I sometimes explain concepts to my students. Then I forget the code and the next time round, I have to redo it. Take this post as an extended memory-post. In this case I showed what filter-ringing artefacts could look like. This is especially important for EEG preprocessing where filtering is a standard procedure.

A good introduction to filtering can be found in this slides by andreas widmann or this paper by andreas widmann

Impulse with noise

I simulated as simple impulse response with some additional noise. The idea is to show the student that big spikes in the EEG-data could result in filter-ringing that is quite substantial and far away from the spike.

The filter

This is the filter I generated.
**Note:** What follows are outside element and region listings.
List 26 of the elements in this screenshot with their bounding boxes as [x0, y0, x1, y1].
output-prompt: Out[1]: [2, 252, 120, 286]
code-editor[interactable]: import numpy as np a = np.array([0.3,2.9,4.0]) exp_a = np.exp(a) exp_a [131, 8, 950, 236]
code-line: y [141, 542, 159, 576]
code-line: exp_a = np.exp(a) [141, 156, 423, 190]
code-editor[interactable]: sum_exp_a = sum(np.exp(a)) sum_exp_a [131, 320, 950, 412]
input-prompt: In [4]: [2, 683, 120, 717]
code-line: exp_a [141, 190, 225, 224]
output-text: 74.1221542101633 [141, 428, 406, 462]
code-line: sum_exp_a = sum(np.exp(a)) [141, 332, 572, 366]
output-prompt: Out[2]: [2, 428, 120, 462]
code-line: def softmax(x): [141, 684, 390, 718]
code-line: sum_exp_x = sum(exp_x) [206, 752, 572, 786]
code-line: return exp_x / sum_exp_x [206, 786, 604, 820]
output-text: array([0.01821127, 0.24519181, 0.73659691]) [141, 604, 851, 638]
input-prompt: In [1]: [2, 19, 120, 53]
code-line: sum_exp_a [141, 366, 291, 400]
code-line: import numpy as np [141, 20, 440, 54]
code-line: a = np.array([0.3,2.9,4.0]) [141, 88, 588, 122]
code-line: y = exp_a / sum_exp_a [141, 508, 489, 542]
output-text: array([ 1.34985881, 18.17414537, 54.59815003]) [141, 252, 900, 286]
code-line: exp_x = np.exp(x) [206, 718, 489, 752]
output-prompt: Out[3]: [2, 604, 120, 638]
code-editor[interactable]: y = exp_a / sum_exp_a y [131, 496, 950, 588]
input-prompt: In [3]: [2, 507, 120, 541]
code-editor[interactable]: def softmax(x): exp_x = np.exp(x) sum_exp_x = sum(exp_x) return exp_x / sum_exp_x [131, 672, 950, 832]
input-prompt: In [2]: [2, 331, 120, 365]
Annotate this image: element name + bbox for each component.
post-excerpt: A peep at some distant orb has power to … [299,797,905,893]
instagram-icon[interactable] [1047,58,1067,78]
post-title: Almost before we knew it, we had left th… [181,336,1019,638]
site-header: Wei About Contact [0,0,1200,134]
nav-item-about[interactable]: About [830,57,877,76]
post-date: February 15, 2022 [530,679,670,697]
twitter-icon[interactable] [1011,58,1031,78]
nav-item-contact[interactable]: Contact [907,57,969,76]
It is a BAD filter. It shows huge passband ripples. But for educational purposes it suits me nice. I usually explain what passbands, transitionband, stopband, ripples and attenuation means.

The code

“`matlab
fs = 1000;
T = 2;
time = 0:1/fs:T-1/fs;

data = zeros(length(time),1);
% data(end/2:end) = data(end/2:end) + 1;
data(end/2) = data(end/2) + 1;
data = data + rand(size(data))*0.02;

subplot(2,1,1)
plot(data)

filtLow = designfilt(‘lowpassfir’,’PassbandFrequency’,100, …
‘StopbandFrequency’,110,’PassbandRipple’,0.5, …
‘StopbandAttenuation’,65,’SampleRate’,1000);

subplot(2,1,2)

% 0-padding to get the borders right
data = padarray(data,round(filtLow.filtord));

% Filter twice to get the same phase(non-causal)
a = filter(filtLow,data);
b = filter(filtLow,a(end:-1:1));
b = b(round(filtLow.filtord)+1:end – round(filtLow.filtord));
plot(b)

fvtool(filtLow) % to look at the filter

“`